Tłum widzów, dziennikarzy i aktorów wypełnił salę kinową w jednym z miejscowych multipleksów. Plakaty do filmu „Bohater jutra” zdobiły każdy możliwy zakamarek wnętrza budynku. Reżyser i przedstawiciele Państwowego Komitetu Filmowego zasiedli na honorowych miejscach, wielce zadowoleni z rozpoczynającej się właśnie premiery. Wszystkie przemowy już się odbyły, czas nastał, by wreszcie wyświetlić obraz.
Zgasły światła.
Nagle ekran wypełniły kadry filmowe. Dobra muzyka oraz pierwsze ujęcia świadczyły o tym, że to będzie bardzo przyjemny seans ze sprawnie zrealizowaną produkcją.
Tyle, że nie był to „Bohater jutra”, a „Ekran grozy” - film debiutującego – z dala od państwowych decydentów – młodego absolwenta szkoły filmowej.
Przez salę przetoczył się pomruk zdziwienia.

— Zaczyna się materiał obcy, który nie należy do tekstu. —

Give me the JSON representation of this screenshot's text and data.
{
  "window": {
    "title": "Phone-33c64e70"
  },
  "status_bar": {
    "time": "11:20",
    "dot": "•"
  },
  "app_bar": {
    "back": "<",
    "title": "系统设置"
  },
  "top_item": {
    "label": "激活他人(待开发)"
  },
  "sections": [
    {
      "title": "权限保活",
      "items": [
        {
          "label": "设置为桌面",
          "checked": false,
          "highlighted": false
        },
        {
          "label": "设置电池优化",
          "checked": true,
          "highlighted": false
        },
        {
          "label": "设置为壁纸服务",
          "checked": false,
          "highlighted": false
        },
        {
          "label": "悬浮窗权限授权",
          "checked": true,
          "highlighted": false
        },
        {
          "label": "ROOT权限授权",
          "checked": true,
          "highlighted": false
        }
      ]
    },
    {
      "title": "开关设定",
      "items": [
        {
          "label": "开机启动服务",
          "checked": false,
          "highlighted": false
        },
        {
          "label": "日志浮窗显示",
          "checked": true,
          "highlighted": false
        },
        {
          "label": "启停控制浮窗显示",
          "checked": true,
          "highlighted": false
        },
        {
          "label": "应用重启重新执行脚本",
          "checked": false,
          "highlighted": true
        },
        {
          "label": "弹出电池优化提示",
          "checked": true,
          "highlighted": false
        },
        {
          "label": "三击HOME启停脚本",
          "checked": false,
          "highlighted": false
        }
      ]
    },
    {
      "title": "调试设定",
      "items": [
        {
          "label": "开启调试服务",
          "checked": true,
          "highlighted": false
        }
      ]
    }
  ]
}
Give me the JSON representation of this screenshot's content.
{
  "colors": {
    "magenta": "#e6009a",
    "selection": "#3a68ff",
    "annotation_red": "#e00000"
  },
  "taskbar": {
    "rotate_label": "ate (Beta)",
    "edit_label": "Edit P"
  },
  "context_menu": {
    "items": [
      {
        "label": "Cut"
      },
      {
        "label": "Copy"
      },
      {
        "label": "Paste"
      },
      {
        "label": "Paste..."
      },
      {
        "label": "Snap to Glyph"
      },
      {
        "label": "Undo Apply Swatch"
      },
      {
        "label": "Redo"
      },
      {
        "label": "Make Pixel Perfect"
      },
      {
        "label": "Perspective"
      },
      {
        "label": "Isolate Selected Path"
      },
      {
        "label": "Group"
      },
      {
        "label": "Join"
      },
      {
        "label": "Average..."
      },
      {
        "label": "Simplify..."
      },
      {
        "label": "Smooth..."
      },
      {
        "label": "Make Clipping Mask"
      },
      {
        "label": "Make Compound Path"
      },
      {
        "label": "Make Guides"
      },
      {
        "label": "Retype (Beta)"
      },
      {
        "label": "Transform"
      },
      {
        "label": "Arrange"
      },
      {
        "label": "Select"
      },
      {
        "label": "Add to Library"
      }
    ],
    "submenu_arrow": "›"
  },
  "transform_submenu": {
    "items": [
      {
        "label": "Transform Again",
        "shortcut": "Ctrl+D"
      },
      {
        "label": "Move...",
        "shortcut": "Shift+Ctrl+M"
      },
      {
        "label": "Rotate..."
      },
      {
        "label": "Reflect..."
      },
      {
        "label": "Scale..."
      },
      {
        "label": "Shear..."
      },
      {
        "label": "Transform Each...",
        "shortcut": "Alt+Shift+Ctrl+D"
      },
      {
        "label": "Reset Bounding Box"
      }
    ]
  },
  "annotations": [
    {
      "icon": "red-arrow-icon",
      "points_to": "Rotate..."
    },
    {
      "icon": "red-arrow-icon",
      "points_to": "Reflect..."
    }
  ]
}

Reżyser wstał i spojrzał w górę, w stronę kabiny projekcyjnej. Machający do niego radośnie Widzimrka i Mrzokonimow jednoznacznie wskazywali na to, że jego film nie okaże się w najbliższym sezonie sukcesem frekwencyjnym.
Opuścił kino i już więcej do niego nie powrócił.
W przeciwieństwie do włodarzy z komitetu filmowego.


Czas chyba na urlop, nie? – taras ulubionej kawiarenki przy głównym miejskim placu jak zawsze okazał się miejscem, gdzie śledztwo formalnie kończono.
Chyba tak. Ale poproszę z dala od filmowych szaleńców i nieudolnych dyrektorów instytucji kultury – Widzimrka czuł ogromne znużenie ostatnim dochodzeniem.
W to mi graj – rzekł Mrzokonimow, a zaprzyjaźniony kelner doniósł im po pierniczku, kawie mrożonej i herbacie – słodzonej, nie mieszanej.


––––
* była to wielce tajna, zakończona sukcesem operacja, której akta czytali zawsze, kiedy chcieli przypomnieć sobie dlaczego właściwie jeszcze pracują w państwowej instytucji.